Les jours passent et petit à petit, j’apprends à vivre dans cette nouvelle communauté. Mes résultats ne sont pas décevants mais ils pourraient être meilleurs. Ils sont cependant dans l’ensemble assez bons malgré un léger fléchissement en fin d’année. J’ai quand même eu le tableau d’honneur une fois au premier trimestre. J’ai du mal à comprendre pourquoi les Romains s’exprimaient ainsi ! Le latin m’interpelle, surtout ces déclinaisons que j’apprends par cœur sans trop comprendre leur utilité.
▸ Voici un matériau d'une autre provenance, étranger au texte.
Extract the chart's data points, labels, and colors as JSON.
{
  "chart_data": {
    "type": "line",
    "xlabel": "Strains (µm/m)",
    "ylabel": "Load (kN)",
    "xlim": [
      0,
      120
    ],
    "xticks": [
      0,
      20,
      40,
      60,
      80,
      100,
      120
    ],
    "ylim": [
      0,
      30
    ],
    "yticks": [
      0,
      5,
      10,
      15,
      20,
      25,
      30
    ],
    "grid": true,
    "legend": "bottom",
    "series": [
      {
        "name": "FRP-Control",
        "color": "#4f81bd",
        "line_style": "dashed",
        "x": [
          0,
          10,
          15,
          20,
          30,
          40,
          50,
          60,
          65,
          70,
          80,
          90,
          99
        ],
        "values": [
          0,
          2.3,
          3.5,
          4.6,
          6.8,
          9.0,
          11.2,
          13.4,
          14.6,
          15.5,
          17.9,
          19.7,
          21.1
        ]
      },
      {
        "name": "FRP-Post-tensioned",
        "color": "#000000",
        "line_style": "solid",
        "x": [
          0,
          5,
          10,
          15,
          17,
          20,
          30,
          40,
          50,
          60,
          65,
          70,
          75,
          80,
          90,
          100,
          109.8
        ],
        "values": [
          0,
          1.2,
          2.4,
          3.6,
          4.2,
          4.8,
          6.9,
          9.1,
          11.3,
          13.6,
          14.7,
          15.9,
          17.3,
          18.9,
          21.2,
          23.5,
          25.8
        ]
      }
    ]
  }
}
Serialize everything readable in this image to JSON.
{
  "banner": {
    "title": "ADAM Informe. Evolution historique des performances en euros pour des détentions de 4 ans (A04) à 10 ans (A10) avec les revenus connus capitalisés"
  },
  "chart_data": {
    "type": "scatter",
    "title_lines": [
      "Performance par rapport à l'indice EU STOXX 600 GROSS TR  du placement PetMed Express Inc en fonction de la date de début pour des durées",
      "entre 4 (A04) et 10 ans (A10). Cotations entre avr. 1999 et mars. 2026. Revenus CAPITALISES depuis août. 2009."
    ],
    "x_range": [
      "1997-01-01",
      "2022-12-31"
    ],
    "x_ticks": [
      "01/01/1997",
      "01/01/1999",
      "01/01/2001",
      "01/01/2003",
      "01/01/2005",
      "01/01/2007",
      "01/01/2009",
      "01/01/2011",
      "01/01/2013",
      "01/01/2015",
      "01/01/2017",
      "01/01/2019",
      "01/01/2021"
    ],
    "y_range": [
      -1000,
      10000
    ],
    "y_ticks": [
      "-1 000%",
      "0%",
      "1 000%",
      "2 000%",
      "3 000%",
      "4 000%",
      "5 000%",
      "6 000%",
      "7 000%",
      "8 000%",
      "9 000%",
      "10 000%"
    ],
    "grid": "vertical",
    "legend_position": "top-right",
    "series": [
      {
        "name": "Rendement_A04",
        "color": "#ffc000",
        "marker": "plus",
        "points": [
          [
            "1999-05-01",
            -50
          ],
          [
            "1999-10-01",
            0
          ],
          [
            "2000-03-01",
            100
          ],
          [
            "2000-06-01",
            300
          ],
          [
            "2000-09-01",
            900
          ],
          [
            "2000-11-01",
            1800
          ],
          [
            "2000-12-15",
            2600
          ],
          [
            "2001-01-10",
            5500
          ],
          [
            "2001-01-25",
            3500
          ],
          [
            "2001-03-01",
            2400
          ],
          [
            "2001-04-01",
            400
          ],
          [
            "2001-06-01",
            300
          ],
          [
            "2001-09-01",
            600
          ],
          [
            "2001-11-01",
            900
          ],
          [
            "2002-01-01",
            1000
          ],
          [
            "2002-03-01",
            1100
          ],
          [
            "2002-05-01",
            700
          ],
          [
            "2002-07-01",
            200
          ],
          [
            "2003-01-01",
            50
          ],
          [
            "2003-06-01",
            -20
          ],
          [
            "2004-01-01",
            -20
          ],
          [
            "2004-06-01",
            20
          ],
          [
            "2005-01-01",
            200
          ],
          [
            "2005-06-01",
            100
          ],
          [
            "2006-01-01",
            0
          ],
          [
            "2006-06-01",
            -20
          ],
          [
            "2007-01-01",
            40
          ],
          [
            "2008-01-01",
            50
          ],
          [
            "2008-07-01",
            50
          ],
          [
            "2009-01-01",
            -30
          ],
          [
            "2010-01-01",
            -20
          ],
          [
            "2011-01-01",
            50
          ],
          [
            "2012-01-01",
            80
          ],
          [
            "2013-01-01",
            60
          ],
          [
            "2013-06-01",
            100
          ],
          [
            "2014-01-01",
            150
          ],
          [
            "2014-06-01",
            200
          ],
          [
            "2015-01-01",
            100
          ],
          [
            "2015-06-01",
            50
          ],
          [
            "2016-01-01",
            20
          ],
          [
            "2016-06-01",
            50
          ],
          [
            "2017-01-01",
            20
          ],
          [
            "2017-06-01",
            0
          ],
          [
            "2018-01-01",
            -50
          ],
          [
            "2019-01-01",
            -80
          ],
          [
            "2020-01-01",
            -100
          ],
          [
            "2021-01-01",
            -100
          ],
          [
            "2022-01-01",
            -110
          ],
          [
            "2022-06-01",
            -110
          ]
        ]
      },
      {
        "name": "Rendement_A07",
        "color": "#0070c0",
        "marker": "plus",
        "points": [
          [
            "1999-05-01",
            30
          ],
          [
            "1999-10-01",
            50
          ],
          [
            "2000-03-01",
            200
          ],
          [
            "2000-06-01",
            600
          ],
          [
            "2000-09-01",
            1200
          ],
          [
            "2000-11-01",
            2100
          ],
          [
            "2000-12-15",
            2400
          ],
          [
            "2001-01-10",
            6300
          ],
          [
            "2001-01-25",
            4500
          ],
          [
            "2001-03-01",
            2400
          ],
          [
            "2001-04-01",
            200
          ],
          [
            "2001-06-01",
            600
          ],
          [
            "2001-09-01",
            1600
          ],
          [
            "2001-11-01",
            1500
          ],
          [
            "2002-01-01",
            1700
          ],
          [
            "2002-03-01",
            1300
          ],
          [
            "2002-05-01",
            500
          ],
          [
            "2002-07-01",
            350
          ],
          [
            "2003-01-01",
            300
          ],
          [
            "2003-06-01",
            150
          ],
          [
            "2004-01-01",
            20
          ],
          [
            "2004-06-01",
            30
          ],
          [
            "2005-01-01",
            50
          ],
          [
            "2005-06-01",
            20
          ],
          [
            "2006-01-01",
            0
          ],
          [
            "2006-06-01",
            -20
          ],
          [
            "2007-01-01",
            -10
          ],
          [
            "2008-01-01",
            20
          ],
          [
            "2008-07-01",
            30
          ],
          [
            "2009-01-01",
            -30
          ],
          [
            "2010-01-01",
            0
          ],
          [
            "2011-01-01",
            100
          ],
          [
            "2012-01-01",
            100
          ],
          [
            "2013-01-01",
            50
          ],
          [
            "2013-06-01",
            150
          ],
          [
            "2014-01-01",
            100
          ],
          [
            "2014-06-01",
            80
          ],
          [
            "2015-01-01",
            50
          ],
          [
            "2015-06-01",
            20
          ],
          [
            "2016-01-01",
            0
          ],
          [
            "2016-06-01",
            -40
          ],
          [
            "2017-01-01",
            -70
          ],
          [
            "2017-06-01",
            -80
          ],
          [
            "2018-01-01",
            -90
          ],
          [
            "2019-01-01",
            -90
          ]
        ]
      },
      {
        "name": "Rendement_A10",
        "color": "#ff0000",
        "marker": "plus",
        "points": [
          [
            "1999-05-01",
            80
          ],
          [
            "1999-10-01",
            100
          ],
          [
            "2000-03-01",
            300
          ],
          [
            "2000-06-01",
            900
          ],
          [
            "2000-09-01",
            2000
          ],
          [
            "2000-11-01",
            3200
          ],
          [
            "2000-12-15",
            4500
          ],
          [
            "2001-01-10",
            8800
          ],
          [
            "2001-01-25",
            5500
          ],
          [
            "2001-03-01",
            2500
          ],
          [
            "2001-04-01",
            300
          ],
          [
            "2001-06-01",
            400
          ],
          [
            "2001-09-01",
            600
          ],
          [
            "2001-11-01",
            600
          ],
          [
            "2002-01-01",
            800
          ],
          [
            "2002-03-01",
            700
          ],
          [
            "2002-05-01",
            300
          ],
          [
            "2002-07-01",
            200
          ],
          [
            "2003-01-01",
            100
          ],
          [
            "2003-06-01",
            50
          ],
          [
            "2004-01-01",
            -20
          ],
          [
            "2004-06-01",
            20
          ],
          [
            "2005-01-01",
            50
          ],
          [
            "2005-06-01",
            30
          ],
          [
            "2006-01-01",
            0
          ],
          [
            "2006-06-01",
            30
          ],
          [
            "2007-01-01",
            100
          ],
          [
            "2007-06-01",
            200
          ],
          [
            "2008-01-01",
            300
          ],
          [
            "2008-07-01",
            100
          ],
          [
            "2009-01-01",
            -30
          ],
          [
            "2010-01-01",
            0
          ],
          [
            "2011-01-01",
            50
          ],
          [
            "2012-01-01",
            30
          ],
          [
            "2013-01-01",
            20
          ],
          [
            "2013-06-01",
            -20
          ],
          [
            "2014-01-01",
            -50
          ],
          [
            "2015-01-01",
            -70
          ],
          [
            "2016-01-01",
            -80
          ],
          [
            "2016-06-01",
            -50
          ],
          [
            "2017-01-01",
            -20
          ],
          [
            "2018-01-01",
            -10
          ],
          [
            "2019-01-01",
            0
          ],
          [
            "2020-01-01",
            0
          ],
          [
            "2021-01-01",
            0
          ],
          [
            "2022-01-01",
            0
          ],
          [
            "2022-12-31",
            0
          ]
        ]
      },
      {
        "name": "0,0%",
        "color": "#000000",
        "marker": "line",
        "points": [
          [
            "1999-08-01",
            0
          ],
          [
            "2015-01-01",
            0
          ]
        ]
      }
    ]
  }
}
En mathématiques, je suis sans problème mais le professeur, M.Zurbach, est très âgé et prendra sa retraite l’année suivante. On ne peut pas dire qu’il me motive beaucoup. Il ne quitte pratiquement jamais son bureau et porte même en classe un grand béret. Il semble avoir ses chouchous comme Philippe Robba dont le père a été un collègue et un ami et à qui il sourit souvent. Les autres élèves sont quasiment ignorés. Et pour la première fois, on nous appelle par notre nom ! J’apprendrai plus tard que ce fut un très grand professeur et qu’il fut très apprécié de ses élèves.

Seul le professeur d’histoire, M. Leca, me plaît énormément. C’est un immense plaisir que d’assister à ses cours. L’histoire qu’il raconte, lui aussi assis à son bureau, est bien vivante. Il sait trouver les mots, les images qui captivent notre attention. De plus, pendant le cours, il nous suffit d’écouter, ce que nous faisons bien volontiers. On ne prend aucune note, on n’ouvre aucun cahier, aucun livre. Lorsque la sonnerie retentit, nous regrettons de devoir quitter la classe.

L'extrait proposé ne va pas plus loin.